Hono Cache Middleware Flaw Enables Cross-User Data Leakage in CVE-2026-44457

A security vulnerability in Hono's cache middleware has been disclosed and patched, with the flaw enabling cross-user cache leakage when authentication headers are involved. Tracked as CVE-2026-44457 and GHSA-p77w-8qqv-26rm, the issue affects Hono versions prior to 4.12.18 and centers on the middleware's failure to honor `Vary: Authorization` and `Vary: Cookie` response headers—HTTP mechanisms designed to ensure user-specific content is not shared across sessions.

The technical root lies in how Hono's cache middleware processes responses that declare per-user variance. When a backend sets `Vary: Authorization` or `Vary: Cookie`, it instructs caches that the response content depends on the user's authentication state or session identifier. By ignoring these directives, the middleware could cache an authenticated user's response and serve it to subsequent users requesting the same endpoint—potentially exposing personalized data, session-bound content, or access-controlled information to unauthorized parties. The update from version 4.12.16 to 4.12.18 addresses this behavior.

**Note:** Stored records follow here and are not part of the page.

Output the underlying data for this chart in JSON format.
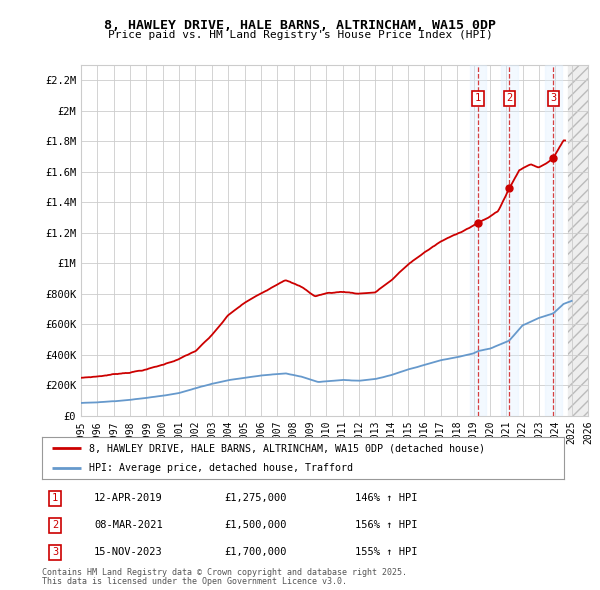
{
  "title": "8, HAWLEY DRIVE, HALE BARNS, ALTRINCHAM, WA15 0DP",
  "subtitle": "Price paid vs. HM Land Registry's House Price Index (HPI)",
  "xlim": [
    1995.0,
    2026.0
  ],
  "ylim": [
    0,
    2300000
  ],
  "yticks": [
    0,
    200000,
    400000,
    600000,
    800000,
    1000000,
    1200000,
    1400000,
    1600000,
    1800000,
    2000000,
    2200000
  ],
  "ytick_labels": [
    "£0",
    "£200K",
    "£400K",
    "£600K",
    "£800K",
    "£1M",
    "£1.2M",
    "£1.4M",
    "£1.6M",
    "£1.8M",
    "£2M",
    "£2.2M"
  ],
  "xticks": [
    1995,
    1996,
    1997,
    1998,
    1999,
    2000,
    2001,
    2002,
    2003,
    2004,
    2005,
    2006,
    2007,
    2008,
    2009,
    2010,
    2011,
    2012,
    2013,
    2014,
    2015,
    2016,
    2017,
    2018,
    2019,
    2020,
    2021,
    2022,
    2023,
    2024,
    2025,
    2026
  ],
  "transactions": [
    {
      "num": 1,
      "date": "12-APR-2019",
      "year": 2019.28,
      "price": 1275000,
      "pct": "146%",
      "dir": "↑"
    },
    {
      "num": 2,
      "date": "08-MAR-2021",
      "year": 2021.19,
      "price": 1500000,
      "pct": "156%",
      "dir": "↑"
    },
    {
      "num": 3,
      "date": "15-NOV-2023",
      "year": 2023.88,
      "price": 1700000,
      "pct": "155%",
      "dir": "↑"
    }
  ],
  "legend_line1": "8, HAWLEY DRIVE, HALE BARNS, ALTRINCHAM, WA15 0DP (detached house)",
  "legend_line2": "HPI: Average price, detached house, Trafford",
  "footer1": "Contains HM Land Registry data © Crown copyright and database right 2025.",
  "footer2": "This data is licensed under the Open Government Licence v3.0.",
  "red_color": "#cc0000",
  "blue_color": "#6699cc",
  "grid_color": "#cccccc",
  "bg_color": "#ffffff",
  "hatch_start": 2024.75
}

For developers and organizations running Hono with cache middleware in front of authenticated routes, the vulnerability raises immediate data exposure concerns. Applications serving user-specific API responses, personalized dashboards, or any content gated by authentication could have been affected. The practical risk depends on deployment architecture and which routes were cached. Projects should update to 4.12.18 and review whether sensitive user data may have been inadvertently exposed through cached responses during the vulnerable period.